The Role of Cardiac Myosin Binding Protein C3 Variants in Hypertrophic Cardiomyopathy: Genotype - Phenotype Association in the Zebrafish Model

Hypertrophic cardiomyopathy (HCM) is a complex disorder characterized by high levels of clinical and genetic heterogeneity. Cardiac manifestations include left ventricular myocardial hypertrophy and cardiac deterioration leading to progressive heart failure or sudden cardiac death. Genetically, the most common HCM-linked variants are found in cardiac myosin binding protein C3 (c-MYBPC3); specifically, at N-terminal domains, critical to regulating sarcomere structure and contractility. To validate different N-terminal domains variants predicted to have different pathogenicity classifications, we use the zebrafish model to examine genotype-to-phenotype associations.

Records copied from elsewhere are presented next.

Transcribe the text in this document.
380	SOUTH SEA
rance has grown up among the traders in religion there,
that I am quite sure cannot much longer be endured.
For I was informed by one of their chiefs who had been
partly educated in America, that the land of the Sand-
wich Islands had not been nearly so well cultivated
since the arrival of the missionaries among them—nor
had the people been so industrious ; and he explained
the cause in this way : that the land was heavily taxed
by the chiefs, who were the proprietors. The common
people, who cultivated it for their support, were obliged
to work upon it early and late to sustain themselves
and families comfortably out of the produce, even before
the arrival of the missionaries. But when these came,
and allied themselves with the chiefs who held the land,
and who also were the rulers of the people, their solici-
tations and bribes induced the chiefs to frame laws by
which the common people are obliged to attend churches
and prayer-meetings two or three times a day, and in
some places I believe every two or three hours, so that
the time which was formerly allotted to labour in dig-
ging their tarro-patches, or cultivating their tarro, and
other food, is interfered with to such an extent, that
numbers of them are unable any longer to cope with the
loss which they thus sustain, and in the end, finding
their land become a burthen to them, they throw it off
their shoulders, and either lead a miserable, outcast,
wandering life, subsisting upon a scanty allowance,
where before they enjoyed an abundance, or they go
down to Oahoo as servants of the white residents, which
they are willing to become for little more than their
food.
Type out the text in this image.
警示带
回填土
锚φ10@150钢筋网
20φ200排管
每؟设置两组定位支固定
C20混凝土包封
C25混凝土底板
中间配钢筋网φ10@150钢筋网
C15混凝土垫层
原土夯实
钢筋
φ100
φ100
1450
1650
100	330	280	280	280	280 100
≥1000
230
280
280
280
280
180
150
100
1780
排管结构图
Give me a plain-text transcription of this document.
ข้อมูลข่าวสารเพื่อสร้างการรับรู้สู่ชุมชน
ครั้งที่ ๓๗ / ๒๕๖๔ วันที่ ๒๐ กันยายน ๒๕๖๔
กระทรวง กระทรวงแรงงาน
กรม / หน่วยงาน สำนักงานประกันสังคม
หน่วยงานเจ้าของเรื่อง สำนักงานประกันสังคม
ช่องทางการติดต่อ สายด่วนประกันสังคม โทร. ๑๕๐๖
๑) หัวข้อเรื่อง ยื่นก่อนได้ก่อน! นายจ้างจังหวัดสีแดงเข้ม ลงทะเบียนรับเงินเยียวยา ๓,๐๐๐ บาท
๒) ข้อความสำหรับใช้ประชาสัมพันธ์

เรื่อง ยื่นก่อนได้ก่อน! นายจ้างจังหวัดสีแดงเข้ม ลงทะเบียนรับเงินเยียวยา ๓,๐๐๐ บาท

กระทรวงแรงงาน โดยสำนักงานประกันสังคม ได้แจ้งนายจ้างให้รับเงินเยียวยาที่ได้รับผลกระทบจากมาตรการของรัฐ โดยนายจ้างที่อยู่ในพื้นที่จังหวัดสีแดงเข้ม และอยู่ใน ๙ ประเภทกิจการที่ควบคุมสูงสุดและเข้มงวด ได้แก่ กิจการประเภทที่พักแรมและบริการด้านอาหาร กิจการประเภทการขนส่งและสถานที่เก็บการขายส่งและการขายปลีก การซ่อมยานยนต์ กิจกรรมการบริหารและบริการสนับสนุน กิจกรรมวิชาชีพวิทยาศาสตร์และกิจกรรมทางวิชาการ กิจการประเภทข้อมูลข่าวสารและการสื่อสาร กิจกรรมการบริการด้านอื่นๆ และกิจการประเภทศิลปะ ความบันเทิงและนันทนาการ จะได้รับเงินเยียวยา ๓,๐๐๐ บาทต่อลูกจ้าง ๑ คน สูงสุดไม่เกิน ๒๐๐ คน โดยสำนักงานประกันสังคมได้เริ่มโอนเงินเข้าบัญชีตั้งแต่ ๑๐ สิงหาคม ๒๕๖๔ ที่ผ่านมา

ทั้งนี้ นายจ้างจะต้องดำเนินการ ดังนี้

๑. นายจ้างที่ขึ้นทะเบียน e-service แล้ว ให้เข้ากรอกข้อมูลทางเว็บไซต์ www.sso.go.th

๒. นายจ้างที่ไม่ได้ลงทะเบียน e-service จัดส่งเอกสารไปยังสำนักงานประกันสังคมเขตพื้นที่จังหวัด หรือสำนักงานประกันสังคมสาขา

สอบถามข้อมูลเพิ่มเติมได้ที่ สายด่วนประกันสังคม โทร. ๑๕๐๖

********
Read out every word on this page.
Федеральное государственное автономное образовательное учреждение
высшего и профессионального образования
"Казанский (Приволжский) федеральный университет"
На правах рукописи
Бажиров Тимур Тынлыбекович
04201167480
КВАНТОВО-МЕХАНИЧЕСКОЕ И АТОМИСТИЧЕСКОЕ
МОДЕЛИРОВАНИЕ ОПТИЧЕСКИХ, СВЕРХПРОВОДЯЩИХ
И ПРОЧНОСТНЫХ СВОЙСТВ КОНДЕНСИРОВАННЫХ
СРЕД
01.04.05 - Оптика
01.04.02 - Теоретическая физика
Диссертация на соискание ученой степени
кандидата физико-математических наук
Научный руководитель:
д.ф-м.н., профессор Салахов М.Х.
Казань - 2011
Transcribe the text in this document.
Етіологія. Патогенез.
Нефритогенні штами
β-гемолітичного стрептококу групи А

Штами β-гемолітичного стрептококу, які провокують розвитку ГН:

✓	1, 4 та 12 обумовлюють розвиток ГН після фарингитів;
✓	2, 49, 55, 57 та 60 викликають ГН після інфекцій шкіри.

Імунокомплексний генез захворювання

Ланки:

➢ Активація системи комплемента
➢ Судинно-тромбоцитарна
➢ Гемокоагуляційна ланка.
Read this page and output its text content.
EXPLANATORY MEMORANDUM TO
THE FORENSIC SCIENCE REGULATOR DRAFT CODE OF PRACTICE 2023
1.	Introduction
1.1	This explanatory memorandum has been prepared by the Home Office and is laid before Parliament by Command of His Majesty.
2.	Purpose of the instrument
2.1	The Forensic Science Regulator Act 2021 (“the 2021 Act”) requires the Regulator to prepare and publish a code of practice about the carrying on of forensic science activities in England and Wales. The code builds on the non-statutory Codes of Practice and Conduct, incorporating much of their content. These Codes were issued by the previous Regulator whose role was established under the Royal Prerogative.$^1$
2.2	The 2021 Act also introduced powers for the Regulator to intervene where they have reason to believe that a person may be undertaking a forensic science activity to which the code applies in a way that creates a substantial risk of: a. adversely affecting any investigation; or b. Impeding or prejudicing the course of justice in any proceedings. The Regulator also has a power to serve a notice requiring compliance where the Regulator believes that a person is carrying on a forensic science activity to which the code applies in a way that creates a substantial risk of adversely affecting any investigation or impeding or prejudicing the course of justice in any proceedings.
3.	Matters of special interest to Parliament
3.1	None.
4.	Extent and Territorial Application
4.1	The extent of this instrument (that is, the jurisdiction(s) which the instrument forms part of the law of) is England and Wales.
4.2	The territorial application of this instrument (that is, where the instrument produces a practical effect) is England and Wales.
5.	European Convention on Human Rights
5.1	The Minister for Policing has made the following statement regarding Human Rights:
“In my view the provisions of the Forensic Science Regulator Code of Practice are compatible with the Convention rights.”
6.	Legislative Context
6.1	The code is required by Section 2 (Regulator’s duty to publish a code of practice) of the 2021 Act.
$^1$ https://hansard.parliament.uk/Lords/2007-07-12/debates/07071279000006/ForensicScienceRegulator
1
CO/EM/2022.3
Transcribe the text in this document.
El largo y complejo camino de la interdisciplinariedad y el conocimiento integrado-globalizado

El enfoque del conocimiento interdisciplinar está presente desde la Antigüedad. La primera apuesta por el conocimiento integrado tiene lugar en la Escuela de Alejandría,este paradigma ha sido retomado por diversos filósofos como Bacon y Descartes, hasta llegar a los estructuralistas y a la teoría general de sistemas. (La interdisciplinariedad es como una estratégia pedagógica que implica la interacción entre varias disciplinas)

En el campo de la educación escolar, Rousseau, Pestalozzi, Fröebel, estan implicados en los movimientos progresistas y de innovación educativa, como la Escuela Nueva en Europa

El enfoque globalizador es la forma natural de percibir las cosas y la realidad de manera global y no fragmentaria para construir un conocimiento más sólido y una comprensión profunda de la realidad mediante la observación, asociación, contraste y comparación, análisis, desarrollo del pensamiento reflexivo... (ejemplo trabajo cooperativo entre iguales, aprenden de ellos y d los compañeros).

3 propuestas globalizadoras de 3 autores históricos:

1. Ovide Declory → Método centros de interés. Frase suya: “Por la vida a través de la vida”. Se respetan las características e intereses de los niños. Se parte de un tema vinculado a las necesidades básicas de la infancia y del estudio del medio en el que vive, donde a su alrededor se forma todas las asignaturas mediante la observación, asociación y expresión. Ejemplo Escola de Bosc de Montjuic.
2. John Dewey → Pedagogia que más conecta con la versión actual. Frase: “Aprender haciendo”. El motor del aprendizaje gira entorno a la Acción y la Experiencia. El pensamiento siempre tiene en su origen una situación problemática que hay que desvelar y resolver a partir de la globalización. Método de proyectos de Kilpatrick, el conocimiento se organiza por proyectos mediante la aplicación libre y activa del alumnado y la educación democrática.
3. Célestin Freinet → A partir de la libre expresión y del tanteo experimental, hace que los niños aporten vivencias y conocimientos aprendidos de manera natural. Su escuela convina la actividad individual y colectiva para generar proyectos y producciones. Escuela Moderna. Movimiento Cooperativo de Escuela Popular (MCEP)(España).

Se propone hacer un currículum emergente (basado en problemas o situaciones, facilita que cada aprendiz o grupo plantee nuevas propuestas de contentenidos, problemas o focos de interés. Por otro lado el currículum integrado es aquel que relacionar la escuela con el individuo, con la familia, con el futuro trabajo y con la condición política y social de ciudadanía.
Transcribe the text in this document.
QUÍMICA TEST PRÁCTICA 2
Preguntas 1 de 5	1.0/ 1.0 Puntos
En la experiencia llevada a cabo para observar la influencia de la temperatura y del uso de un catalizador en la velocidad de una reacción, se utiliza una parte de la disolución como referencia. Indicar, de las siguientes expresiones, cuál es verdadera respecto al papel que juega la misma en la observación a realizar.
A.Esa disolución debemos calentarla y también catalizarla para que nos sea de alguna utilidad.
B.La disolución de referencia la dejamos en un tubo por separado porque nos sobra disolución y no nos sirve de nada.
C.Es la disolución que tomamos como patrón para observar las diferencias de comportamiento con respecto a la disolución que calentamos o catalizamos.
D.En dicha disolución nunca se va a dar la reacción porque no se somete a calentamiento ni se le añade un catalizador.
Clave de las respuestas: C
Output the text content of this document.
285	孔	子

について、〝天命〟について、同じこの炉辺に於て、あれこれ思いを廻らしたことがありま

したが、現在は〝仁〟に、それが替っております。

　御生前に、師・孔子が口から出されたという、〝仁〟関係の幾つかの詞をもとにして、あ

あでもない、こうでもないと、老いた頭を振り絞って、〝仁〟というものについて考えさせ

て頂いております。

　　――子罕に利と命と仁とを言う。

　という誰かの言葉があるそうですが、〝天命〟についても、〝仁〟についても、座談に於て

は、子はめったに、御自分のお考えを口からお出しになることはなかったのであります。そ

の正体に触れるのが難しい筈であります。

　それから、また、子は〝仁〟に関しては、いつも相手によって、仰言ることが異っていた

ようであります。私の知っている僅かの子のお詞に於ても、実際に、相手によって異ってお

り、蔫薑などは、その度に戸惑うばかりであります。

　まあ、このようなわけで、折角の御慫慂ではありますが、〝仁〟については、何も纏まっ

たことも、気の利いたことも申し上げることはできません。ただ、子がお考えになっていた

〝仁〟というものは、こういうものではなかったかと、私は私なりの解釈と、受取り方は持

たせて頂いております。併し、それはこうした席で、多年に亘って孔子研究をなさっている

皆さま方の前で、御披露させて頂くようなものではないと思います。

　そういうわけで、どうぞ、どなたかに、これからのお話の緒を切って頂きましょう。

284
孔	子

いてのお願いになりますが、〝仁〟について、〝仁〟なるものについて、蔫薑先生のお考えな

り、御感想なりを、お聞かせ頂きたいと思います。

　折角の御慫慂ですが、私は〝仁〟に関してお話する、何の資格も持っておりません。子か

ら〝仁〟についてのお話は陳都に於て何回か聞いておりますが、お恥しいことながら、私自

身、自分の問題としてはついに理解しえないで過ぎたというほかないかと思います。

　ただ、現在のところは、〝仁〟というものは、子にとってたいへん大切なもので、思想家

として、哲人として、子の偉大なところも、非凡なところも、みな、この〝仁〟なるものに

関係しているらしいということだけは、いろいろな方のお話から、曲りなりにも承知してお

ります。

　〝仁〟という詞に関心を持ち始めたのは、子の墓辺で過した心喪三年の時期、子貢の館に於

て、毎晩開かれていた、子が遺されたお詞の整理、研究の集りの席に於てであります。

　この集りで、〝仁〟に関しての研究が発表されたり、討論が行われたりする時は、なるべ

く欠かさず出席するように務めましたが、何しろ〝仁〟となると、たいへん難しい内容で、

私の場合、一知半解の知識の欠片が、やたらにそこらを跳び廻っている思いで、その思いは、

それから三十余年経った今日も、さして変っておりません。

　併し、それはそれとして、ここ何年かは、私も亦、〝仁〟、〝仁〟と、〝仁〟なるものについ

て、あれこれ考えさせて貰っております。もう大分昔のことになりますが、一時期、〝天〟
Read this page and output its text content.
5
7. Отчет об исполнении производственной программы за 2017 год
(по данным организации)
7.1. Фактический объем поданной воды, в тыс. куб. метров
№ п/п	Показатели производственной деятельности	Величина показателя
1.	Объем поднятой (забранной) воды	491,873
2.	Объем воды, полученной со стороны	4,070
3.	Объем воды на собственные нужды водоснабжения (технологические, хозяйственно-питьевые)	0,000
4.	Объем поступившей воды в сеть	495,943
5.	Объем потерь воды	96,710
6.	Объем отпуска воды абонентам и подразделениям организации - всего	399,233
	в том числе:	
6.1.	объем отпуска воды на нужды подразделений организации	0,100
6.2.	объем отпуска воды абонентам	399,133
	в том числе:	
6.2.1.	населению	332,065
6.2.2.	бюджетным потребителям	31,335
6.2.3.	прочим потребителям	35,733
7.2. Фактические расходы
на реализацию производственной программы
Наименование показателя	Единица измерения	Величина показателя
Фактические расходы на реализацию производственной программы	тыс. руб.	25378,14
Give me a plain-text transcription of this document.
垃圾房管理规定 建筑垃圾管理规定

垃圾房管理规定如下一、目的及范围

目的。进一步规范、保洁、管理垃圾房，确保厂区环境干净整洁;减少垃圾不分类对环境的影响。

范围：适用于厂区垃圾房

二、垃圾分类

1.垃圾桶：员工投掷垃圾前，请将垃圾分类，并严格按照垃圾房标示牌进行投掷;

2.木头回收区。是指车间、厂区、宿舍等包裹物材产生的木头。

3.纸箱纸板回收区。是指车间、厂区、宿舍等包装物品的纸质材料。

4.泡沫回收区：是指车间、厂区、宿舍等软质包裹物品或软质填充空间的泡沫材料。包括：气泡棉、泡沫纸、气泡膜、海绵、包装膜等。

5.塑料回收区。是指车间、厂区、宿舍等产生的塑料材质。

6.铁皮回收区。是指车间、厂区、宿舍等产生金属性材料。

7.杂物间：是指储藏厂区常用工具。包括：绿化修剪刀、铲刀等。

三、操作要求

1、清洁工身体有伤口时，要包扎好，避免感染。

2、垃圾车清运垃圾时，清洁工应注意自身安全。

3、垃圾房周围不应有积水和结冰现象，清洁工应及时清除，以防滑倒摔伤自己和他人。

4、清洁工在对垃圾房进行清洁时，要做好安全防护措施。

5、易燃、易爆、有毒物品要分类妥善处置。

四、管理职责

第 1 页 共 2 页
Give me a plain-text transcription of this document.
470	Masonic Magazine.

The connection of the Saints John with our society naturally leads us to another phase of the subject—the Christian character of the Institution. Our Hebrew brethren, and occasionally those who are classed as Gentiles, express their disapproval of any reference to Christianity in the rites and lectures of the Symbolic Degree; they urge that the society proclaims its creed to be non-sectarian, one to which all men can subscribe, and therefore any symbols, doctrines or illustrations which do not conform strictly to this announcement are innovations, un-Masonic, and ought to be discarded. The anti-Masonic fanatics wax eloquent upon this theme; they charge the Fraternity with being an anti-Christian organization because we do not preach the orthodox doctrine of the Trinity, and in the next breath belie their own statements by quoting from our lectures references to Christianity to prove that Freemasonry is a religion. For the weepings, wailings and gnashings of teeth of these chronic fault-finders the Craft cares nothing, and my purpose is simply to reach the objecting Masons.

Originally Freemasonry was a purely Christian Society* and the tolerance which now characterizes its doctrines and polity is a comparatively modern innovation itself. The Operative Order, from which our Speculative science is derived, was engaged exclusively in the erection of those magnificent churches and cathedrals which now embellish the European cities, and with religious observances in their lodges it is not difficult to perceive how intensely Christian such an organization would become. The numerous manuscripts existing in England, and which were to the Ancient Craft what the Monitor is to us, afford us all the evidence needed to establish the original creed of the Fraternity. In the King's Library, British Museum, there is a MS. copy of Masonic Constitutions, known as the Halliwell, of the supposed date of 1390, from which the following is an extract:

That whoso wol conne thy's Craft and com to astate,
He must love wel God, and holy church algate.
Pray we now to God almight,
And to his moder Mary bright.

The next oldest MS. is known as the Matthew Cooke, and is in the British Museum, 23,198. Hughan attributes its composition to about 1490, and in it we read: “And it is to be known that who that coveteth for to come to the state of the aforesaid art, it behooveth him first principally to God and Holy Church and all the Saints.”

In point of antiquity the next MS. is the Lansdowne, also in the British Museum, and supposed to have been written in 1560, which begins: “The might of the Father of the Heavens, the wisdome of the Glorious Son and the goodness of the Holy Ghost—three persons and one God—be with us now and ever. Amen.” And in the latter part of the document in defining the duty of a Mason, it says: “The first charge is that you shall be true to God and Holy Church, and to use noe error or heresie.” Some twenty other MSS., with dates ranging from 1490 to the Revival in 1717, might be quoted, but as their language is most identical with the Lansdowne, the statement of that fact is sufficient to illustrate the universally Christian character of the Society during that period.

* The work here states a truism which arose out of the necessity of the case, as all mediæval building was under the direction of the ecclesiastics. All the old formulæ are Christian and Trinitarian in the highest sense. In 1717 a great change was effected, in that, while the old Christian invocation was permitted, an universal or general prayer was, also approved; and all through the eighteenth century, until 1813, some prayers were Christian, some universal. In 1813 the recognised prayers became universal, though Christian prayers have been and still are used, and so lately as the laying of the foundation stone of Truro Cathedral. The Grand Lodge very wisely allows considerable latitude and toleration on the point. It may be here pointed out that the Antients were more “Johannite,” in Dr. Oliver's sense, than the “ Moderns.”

We test two splice-site variants (SV1 and SV2) in zebrafish and observe cardiac phenotypes recapitulating typical characteristics of human HCM, including thickened ventricular myocardial walls and impaired cardiac function. These phenotypes were partially restored by human mRNA co-injections, suggesting an exon-specific impact of SV1 on cardiomyocyte contractility in contrast to SV2's impact on sarcomere structure. We further assess the effects of four unique missense variants in the N-terminal domains on cardiac phenotypes in zebrafish. Molecular analysis of recombinant C0-C2 protein fragments expressing the missense variants revealed altered protein secondary structure properties and altered interaction/binding-affinity to cardiac actin. Finally, to further elucidate its role in cardiac development, we generate mypbc3 knockout zebrafish that display remodeling and hyperplasia of the myocardium, likely a response to chronic blood volume overload due to an observed increase in ejection fraction. In conclusion, we have utilized the zebrafish model to evaluate allele-specific impact of c-MYBPC3 variants on cardiac morphology and function and their associations with HCM clinical presentation, thus revealing novel mechanistic associations between these genetic variants and HCM disease.